It's easy to forget that we are all perfect in our own design. Sometimes we muck it up with habits and choices that do not serve us.
Before I had my first child, I was a very sound sleeper. The phone could ring without waking me up. However, from the moment I came home from the hospital with my first son, that changed. I now heard every little whimper from the bassinet that was next to our bed. My mothering instincts had seemingly automatically clicked on, and I became totally tuned into my baby's feelings and needs.
On the inner level, it was a completely different story. Since my feelings and needs were unimportant to my parents, I had learned to make my own feelings and needs unimportant to me as well. I had learned to tune them out and instead be very tuned into others’ feelings and needs.
It was not that I couldn't tell what I was feeling - it was that I couldn't remember to notice my feelings. I was so used to noticing what everyone else felt, and caretaking them, that I kept forgetting to notice and care about my own feelings. In fact, I realized that my feelings of fear or anxiety were a trigger for me to care-take someone else rather than care about myself. I had a caretaking addiction.
It took me several years of practice before my inner baby monitor was turned on – the one that was tuned in to my own needs. Somewhere along the way I realized that, if I wanted to be a loving adult and take responsibility for my own feelings and needs, I needed to have my inner baby monitor on all the time.
When a woman has a baby and she wants to be a good mother, she knows that she needs to stay tuned into her baby all the time. If the baby is asleep in another room, she has a baby monitor on so she can hear when the baby wakes up. She would never think that she has to tune into her baby only a few times a day.
This means being mindful of your inner experience. It is only when you are aware of your inner experience that you can move into the other Steps when necessary. When you are mindful of feeling anxious – or any other wounded feeling - you can immediately move into an intent to learn about what you are doing or telling yourself that is causing your painful feelings.
When you are mindful of feeling tense when interacting with another person, you can immediately tune into what might be occurring between you and the other person and take loving action on your own behalf. Are you tense because you have abandoned yourself to the other person and are trying to get his or her approval? Are you tense because the other person is pulling on you for your approval? Are you tense because you want control over the other person or because the other person is being controlling with you? Are you feeling lonely because one or both of you have disconnected? All this information comes by consistently staying in Step One of Inner Bonding.
When a mother or father has a baby and stays tuned into the baby, it's because she or he wants to be a loving parent. The intent is to be loving with the baby. The same intent needs to be operating for us to stay tuned into ourselves. When our intent is to learn about being loving to ourselves and others, we will stay tuned in to ourselves and take loving action on our own behalf. We will be a loving inner mother with ourselves only when we are tuned in to our own feelings and needs all the time, and we will be a loving inner father when we are willing to take loving action in the world on our own behalf.

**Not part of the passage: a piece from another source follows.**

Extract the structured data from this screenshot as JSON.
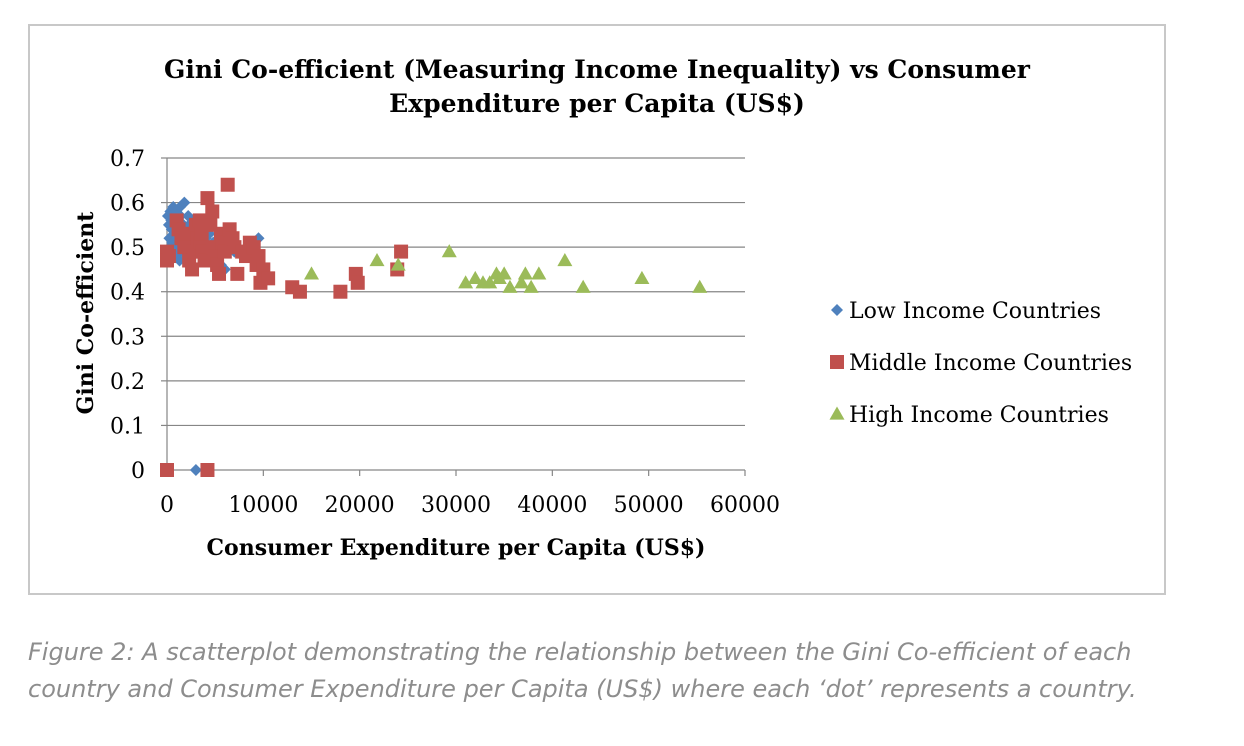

Retraining yourself to remember to be mindful and in the intent to learn is the challenge. What do you need to do to remember? When I first started to practice Inner Bonding, I wore a little gadget called a Motivator that I could set to silently buzz against my body as often as I wanted, to remind me to tune into myself and to my guidance. Some people carry around their doll or bear to remind them. Others wear a rubber band, program their cell phones to remind them, or put sticky notes around. Think about what would work for you and start practicing having your inner baby monitor on all the time.